The FSB Browser Plan an event, get the word- and statistics do lie.
By Maggie Overfelt

(FORTUNE Small Business) – AbiWord.com There were a few good products that came out of the dot-com craze, and SourceGear had one of them. Unfortunately, the company's IPO failed to materialize, so it gave up on its open-source product--AbiWord--and set it loose for techies to play with. Today, more than 200 developers have worked to make the slimmed-down, 4.5MB alternative to Microsoft Word just that: AbiWord looks and feels exactly like Word, but comes without a lot of the fat features that aren't necessary for everyday word processing. It's great for reports and formatting letters (docs can be saved as Word files), but don't expect to render any fancy tables or pie charts: The program doesn't recognize such features. AbiWord execs say that tables--and other traditional meeting-friendly apps--are a post-release 1.0 feature.

Mollyguard.com Your company is hosting a charity luncheon or a silent auction, and the last thing you need to be doing is standing at the door collecting entrance fees when you could be sidling up to a celebrity guest or scouting out potential investors. Try Mollyguard.com, a service that sets up a temporary (but plain-Jane) Website where patrons can go to get event information and then pay, via PayPal. The best part? Keep gate crashers out by setting up "required" questions. Mollyguard charges only for successful transactions ($1 per ticket sold).

NPR.org The worst part of spending August on my great-aunt's farm as a child was enduring the fly-sticky heat of summer outside Austin, Minn. We knew we couldn't take it any longer when the barn kittens started panting like dogs, tongues out. Inside we found solace in the kitchen's serenity: lemonade, the musty-cool air of the basement, and the gentle monotone of NPR filtering throughout the room. Aunt Margie kept it on to keep track of her Texaco stock shares and whether or not the price of cattle dropped. Today, in my office without radio reception, I've found a way to reminisce about summers and get breaking news: NPR.org offers its popular programs (live newscasts and political discussions as well as archives of older shows) that can be streamed as Real Audio files right to my desktop.
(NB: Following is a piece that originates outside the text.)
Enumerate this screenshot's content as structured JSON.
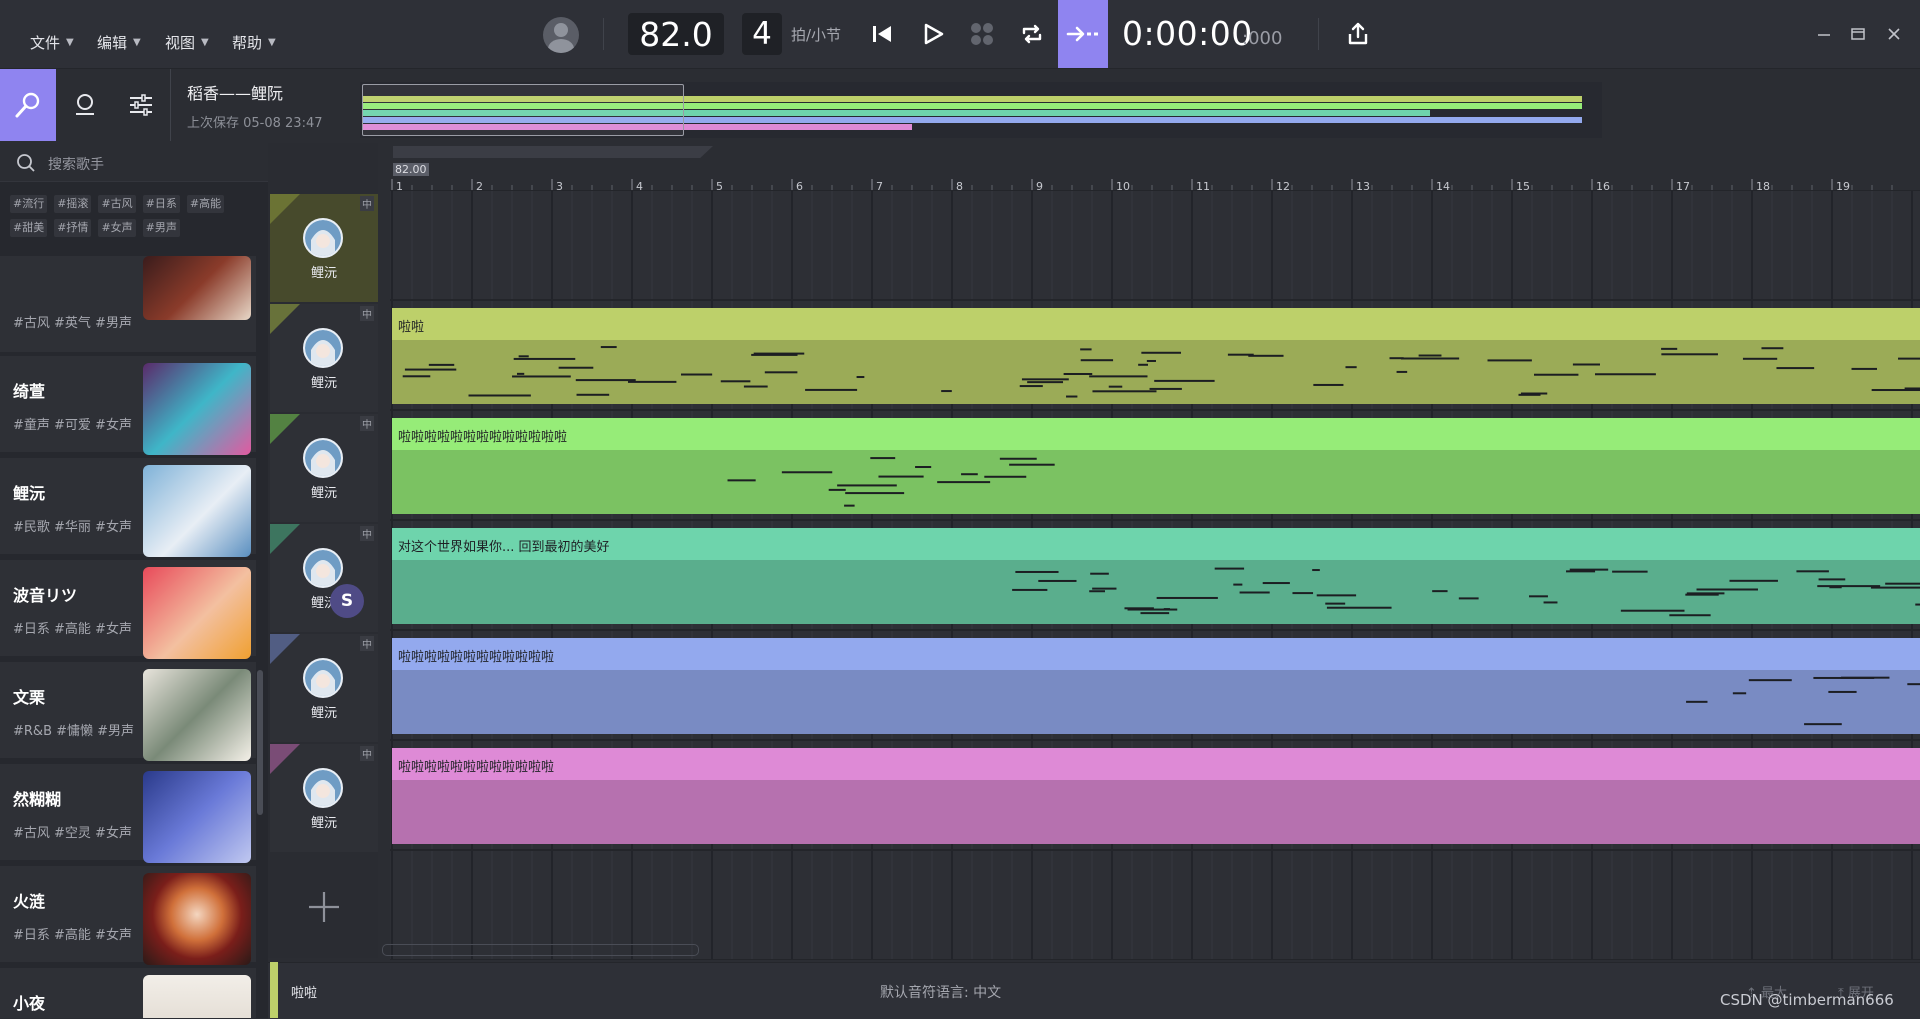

Respond.com My mother doesn't work for you. That's a bad thing, because she's incredibly good at researching consumer-service solutions and coming up with a whittled-down list: who's the most reliable plumber in town, which Hy-Vee grocery store (East or West) sells Ritz crackers for less, which swimming instructor is least likely to traumatize her daughter (wrong on that one). It's not my mother, but Respond.com is the next best thing: I told it I needed an affordable Web developer (or try for extra office space, bulk-amounts of aspirin, etc.), and within 24 hours I got six personalized offers in my in-box from vendors that fit my price range.

Statistics.com Everyone knows that the validity of a business report resonates from the presence of sharp and reliable statistics. The problem: finding them. Statistics.com boasts such reports, ranging from market research to how many people pray for what. I checked it out but found no full reports, just links to sites where I could have my Website analyzed, and abstracts with statistics no newer than year 2000. That government link to the report that tells how many women-led startups there are in the U.S.? Dead. Same as you if you plan on using this site to beef up your brief.